Now that training camp is over with the Pittsburgh Steelers back in Pittsburgh and gearing up for what they hope will be a much more productive season, it’s time to take stock of where the team stands. Specifically, where Steelers players stand individually based on what we have seen and are seeing over the course of training camp and the preseason and the regular season as it plays out. A stock evaluation can take a couple of different approaches and I’ll try to make clear my reasoning for each one. In some cases, it will be based on more long-term trends. In other instances, it will be a direct response to something that just happened. Because of this, we can and will see a player more than once over the course of the season as we move forward.
Player: CB Ahkello Witherspoon
Stock Value: Down
Reasoning: The veteran cornerback struggled throughout the game to cover Amari Cooper, the Browns’ number one receiver, before leaving the game late with what he said was a minor hamstring injury.
After a night like this, of course, any number of players could fit the bill for this series, but frankly, Ahkello Witherspoon stood out to me the most, and this off the back of what has generally not been a good start to his first season as a starter for the Steelers.
Witherspoon already gave up touchdowns in the first two weeks of the season. He actually didn’t last night, but only because the Browns managed to get Amari Cooper one-on-one with Terrell Edmunds, and then Jacoby Brissett targeted Edmunds again against David Njoku.
But the wide receiver certainly did some damage working against Witherspoon throughout the game, having him spinning around more than once and picking up yards after the catch. Not that Cooper is a slouch, by any means.
And to his credit, Cameron Sutton and Levi Wallace were both burned by Cooper as well, both on fourth-down plays—only the one on which Wallace was covering, the receiver dropped the ball. As Alex Kozora joked last night, Cooper was the only one who could cover himself last night.
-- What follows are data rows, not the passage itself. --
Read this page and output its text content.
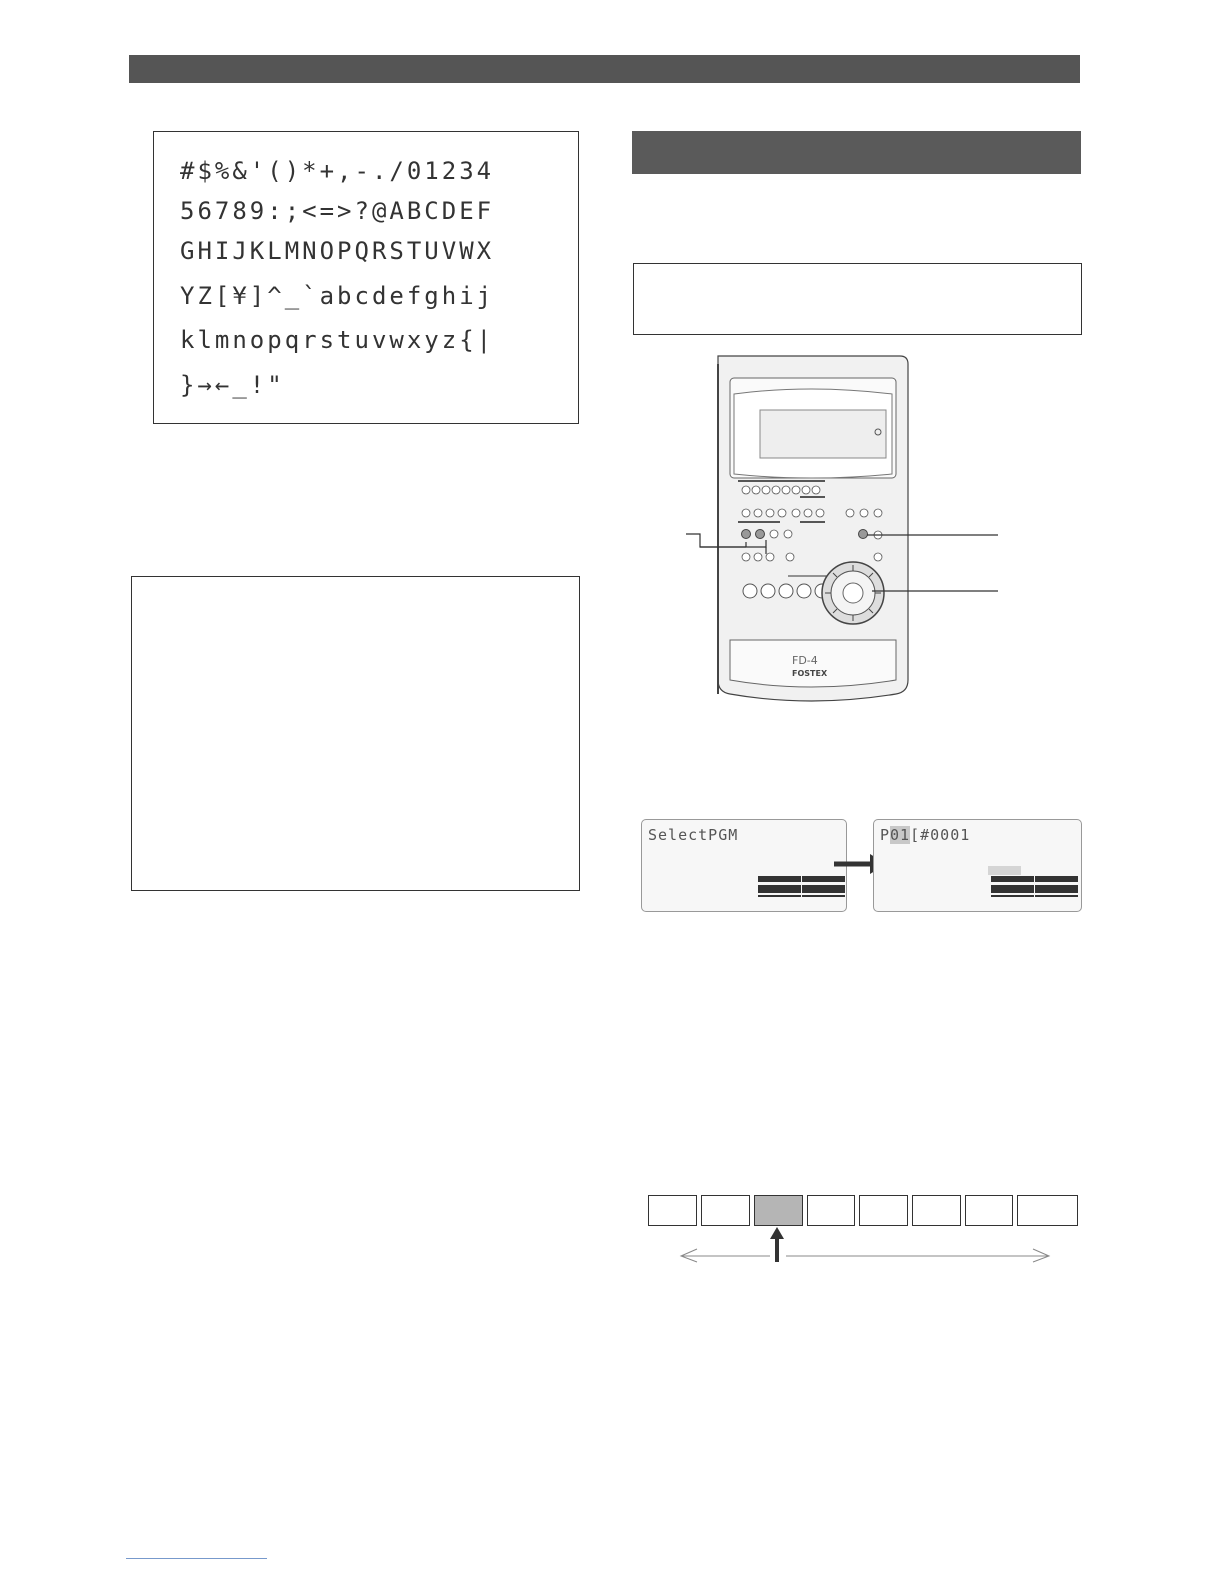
#$%&'()*+,-./01234
56789:;<=>?@ABCDEF
GHIJKLMNOPQRSTUVWX
YZ[¥]^_`abcdefghij
klmnopqrstuvwxyz{|
}→←_!"
FD-4
FOSTEX
SelectPGM	P01[#0001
The narrative throughout the offseason in the secondary has been consistently that this is a group that has there number two cornerbacks, and no number one. That still very much appears to be the case through the first three games of the season, but of the three, Witherspoon has taken the most damage thus far.
Originally acquired just before the start of the regular season last year via trade, Witherspoon rode the bench for most of the year until injuries and performance issues gave him an opportunity. Once he did get on the field, however, he played the best stretch of football of his career and led the league in passer rating allowed when targeted. I’m sure it’s above 100 at this point.